Dün gece ses sanatçısı İbrahim Şirin Türk Sanat Müziği Korosunun konserine gittim.

Türk Sinemasının sempatik sanatçısı Dursune Şirin’in oğlu olan İbrahim Şirin, uzun yıllar tiyatro sanatçılığı ve TRT İstanbul radyosunda ses sanatçılığı yaptı. Halen Şişli ve Kadıköy Belediyelerine bağlı 2 ayrı TSM korosunun şefliğini yapmaktadır.

Konseri davudi sesli sevgili dostum Ercan Dirikan sundu. Koro Muhayyer Kürdi makamında 6 şarkı söyledikten sonra solistler çeşitli makamlarda 17 şarkıyla müzikseverleri coşturdular. Şef İbrahim Şirin Grup Ahenk eşliğinde muhteşem  sesiyle okuduğu 4 şarkıyla ayakta alkışlandı.

Benim “Şiir ve Müzik” programlarımda solistlik yapan sevgili dostum KBB doktoru Ahmet Ayyürek, Avni Anıl’ın “Rüya gibi uçan yıllar” adlı Hicaz şarkısıyla büyük alkış aldı. Solist Mehtap Aslan’ın okuduğu “Hüzün zaman zaman deli dalgalarla gelir gönlümün kıyısına vurur “ adlı şarkı müzikseverlerin gönül tellerini titretti.

Geçen ay Türkiye’nin yetiştirmiş olduğu meşhur Tanbur üstadlarına ait 3 kitabı okudum ve çok beğendim. İlgilenirsiniz düşüncesiyle sizlerle paylaşmak istedim.

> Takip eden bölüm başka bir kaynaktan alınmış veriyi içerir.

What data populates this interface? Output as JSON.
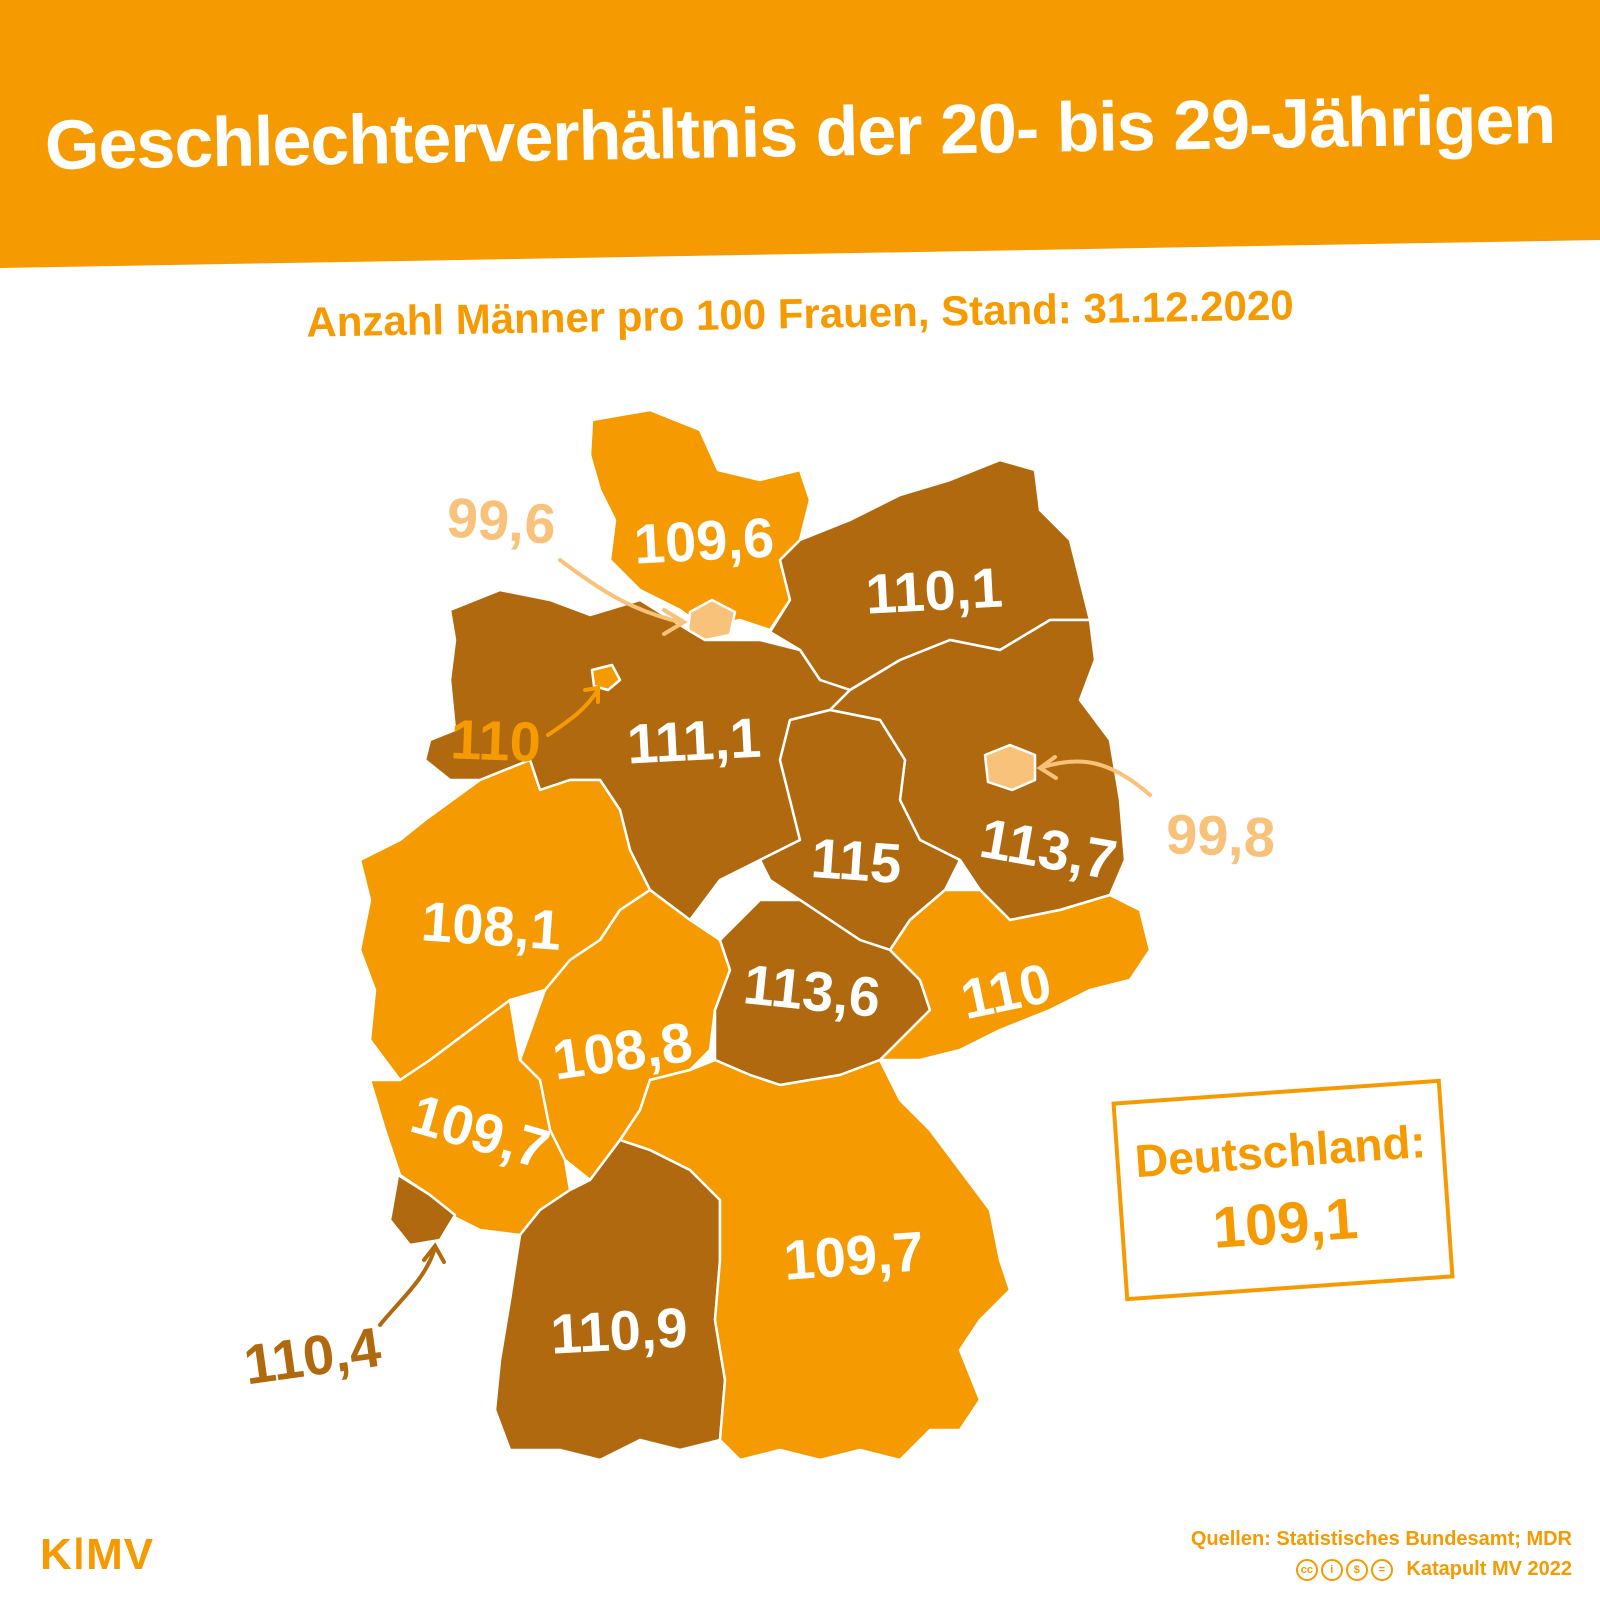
{
  "title": "Geschlechterverhältnis der 20- bis 29-Jährigen",
  "subtitle": "Anzahl Männer pro 100 Frauen, Stand: 31.12.2020",
  "colors": {
    "high": "#b0690f",
    "mid": "#f59a00",
    "low": "#f8c27a",
    "title_band": "#f59a00"
  },
  "regions": [
    {
      "id": "sh",
      "value": "109,6",
      "level": "mid"
    },
    {
      "id": "hh",
      "value": "99,6",
      "level": "low"
    },
    {
      "id": "mv",
      "value": "110,1",
      "level": "high"
    },
    {
      "id": "hb",
      "value": "110",
      "level": "mid"
    },
    {
      "id": "ni",
      "value": "111,1",
      "level": "high"
    },
    {
      "id": "be",
      "value": "99,8",
      "level": "low"
    },
    {
      "id": "bb",
      "value": "113,7",
      "level": "high"
    },
    {
      "id": "st",
      "value": "115",
      "level": "high"
    },
    {
      "id": "nw",
      "value": "108,1",
      "level": "mid"
    },
    {
      "id": "he",
      "value": "108,8",
      "level": "mid"
    },
    {
      "id": "th",
      "value": "113,6",
      "level": "high"
    },
    {
      "id": "sn",
      "value": "110",
      "level": "mid"
    },
    {
      "id": "rp",
      "value": "109,7",
      "level": "mid"
    },
    {
      "id": "sl",
      "value": "110,4",
      "level": "high"
    },
    {
      "id": "bw",
      "value": "110,9",
      "level": "high"
    },
    {
      "id": "by",
      "value": "109,7",
      "level": "mid"
    }
  ],
  "total": {
    "label": "Deutschland:",
    "value": "109,1"
  },
  "logo": "KǀMV",
  "source_line": "Quellen: Statistisches Bundesamt; MDR",
  "credit_line": "Katapult MV 2022",
  "license_icons": [
    "cc-icon",
    "by-icon",
    "nc-icon",
    "nd-icon"
  ]
}
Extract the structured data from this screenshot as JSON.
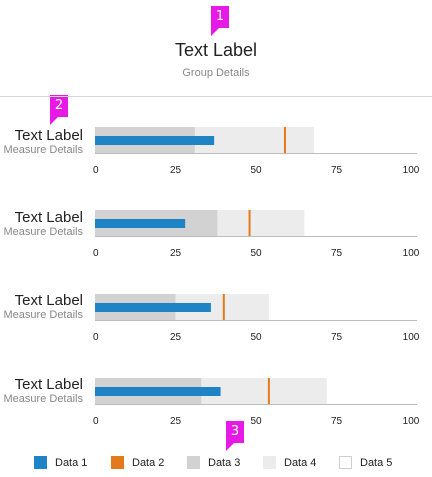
{
  "callouts": [
    "1",
    "2",
    "3"
  ],
  "group": {
    "title": "Text Label",
    "subtitle": "Group Details"
  },
  "colors": {
    "data1": "#1f84c6",
    "data2": "#e57a1c",
    "data3": "#d2d2d2",
    "data4": "#ececec",
    "data5": "#ffffff",
    "axis": "#bdbdbd"
  },
  "chart_data": [
    {
      "type": "bar",
      "subtype": "bullet",
      "title": "Text Label",
      "subtitle": "Measure Details",
      "xlim": [
        0,
        100
      ],
      "ticks": [
        0,
        25,
        50,
        75,
        100
      ],
      "series": [
        {
          "name": "Data 1",
          "role": "measure",
          "values": [
            37
          ]
        },
        {
          "name": "Data 2",
          "role": "target",
          "values": [
            59
          ]
        },
        {
          "name": "Data 3",
          "role": "range",
          "values": [
            31
          ]
        },
        {
          "name": "Data 4",
          "role": "range",
          "values": [
            68
          ]
        }
      ]
    },
    {
      "type": "bar",
      "subtype": "bullet",
      "title": "Text Label",
      "subtitle": "Measure Details",
      "xlim": [
        0,
        100
      ],
      "ticks": [
        0,
        25,
        50,
        75,
        100
      ],
      "series": [
        {
          "name": "Data 1",
          "role": "measure",
          "values": [
            28
          ]
        },
        {
          "name": "Data 2",
          "role": "target",
          "values": [
            48
          ]
        },
        {
          "name": "Data 3",
          "role": "range",
          "values": [
            38
          ]
        },
        {
          "name": "Data 4",
          "role": "range",
          "values": [
            65
          ]
        }
      ]
    },
    {
      "type": "bar",
      "subtype": "bullet",
      "title": "Text Label",
      "subtitle": "Measure Details",
      "xlim": [
        0,
        100
      ],
      "ticks": [
        0,
        25,
        50,
        75,
        100
      ],
      "series": [
        {
          "name": "Data 1",
          "role": "measure",
          "values": [
            36
          ]
        },
        {
          "name": "Data 2",
          "role": "target",
          "values": [
            40
          ]
        },
        {
          "name": "Data 3",
          "role": "range",
          "values": [
            25
          ]
        },
        {
          "name": "Data 4",
          "role": "range",
          "values": [
            54
          ]
        }
      ]
    },
    {
      "type": "bar",
      "subtype": "bullet",
      "title": "Text Label",
      "subtitle": "Measure Details",
      "xlim": [
        0,
        100
      ],
      "ticks": [
        0,
        25,
        50,
        75,
        100
      ],
      "series": [
        {
          "name": "Data 1",
          "role": "measure",
          "values": [
            39
          ]
        },
        {
          "name": "Data 2",
          "role": "target",
          "values": [
            54
          ]
        },
        {
          "name": "Data 3",
          "role": "range",
          "values": [
            33
          ]
        },
        {
          "name": "Data 4",
          "role": "range",
          "values": [
            72
          ]
        }
      ]
    }
  ],
  "legend": [
    {
      "label": "Data 1",
      "color": "#1f84c6"
    },
    {
      "label": "Data 2",
      "color": "#e57a1c"
    },
    {
      "label": "Data 3",
      "color": "#d2d2d2"
    },
    {
      "label": "Data 4",
      "color": "#ececec"
    },
    {
      "label": "Data 5",
      "color": "#ffffff"
    }
  ]
}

DEHANIN SESİ / LÜTFİYE AYDIN-TANBURİ CEMİL BEY’İN ROMANI

Büyük Tanbur üstadı Cemil Bey’in ölümünün 100. Yılında Lütfiye Aydın’ın kaleme aldığı “Dehanın Sesi” klasik Türk musikisinin ve aynı zamanda Cumhuriyet öncesi son kuşağın da romanıdır. Bir çok belgesele imza atmış olan Lütfiye Aydın, incelikli bir anlatımla aktardığı Tanburi Cemil Bey’in yaşamında, Tevfik Fikret, Leyla Saz, şair Nigar gibi dönemin önemli isimlerine de yer veriyor. Yazar, ayrıca Cumhuriyet döneminin ilk yılları ile 1930’ların sanat dünyasından kesitlerle Cemil Bey’in oğlu Mesut Cemil Tel’in Nazım Hikmet’le dostluğunu da öyküleştirmiş.

BİR TATLI HUZUR / MÜNİR NURETTİN SELÇUK’UN YAŞAM ÖYKÜSÜ

AYŞE KULİN / EVEREST KİTAP.

Şiirde İstanbul’u bize Nedim, Yahya Kemal ve Orhan Veli anlatmıştı.

Müzikte ise Münir Nurettin. Orhan Veli’nin İstanbul’u, Münir’in İstanbul’undan çok farklı idi. Kapalıçarşının baş döndüren hareketi! Bir yaz öğlesinde doklardan yükselen çekiç sesleri! Köprü üstü! Galata’ daki çıplak kolları dövmeli, vesikalı yar!

Münir Nurettin’in İstanbul’u ise aksine huzur ve sukûnet dolu. Kalamış ve eski Kadıköy geceleri Münir Nurettin’in ölümsüz şarkılarıyla şenleniyordu. 

Türk müziğine frak giydiren bir solist, müziğiyle İstanbul’u coşturan bir besteci Münir Nurettin. Biyoğrafi edebiyatının günümüzdeki en önemli temsilcisi Ayşe Kulin, resimlerle süslediği “Bir Tatlı Huzur” kitabında Münir Nurettin Selçuk üstadı adeta yeniden yaşatıyor.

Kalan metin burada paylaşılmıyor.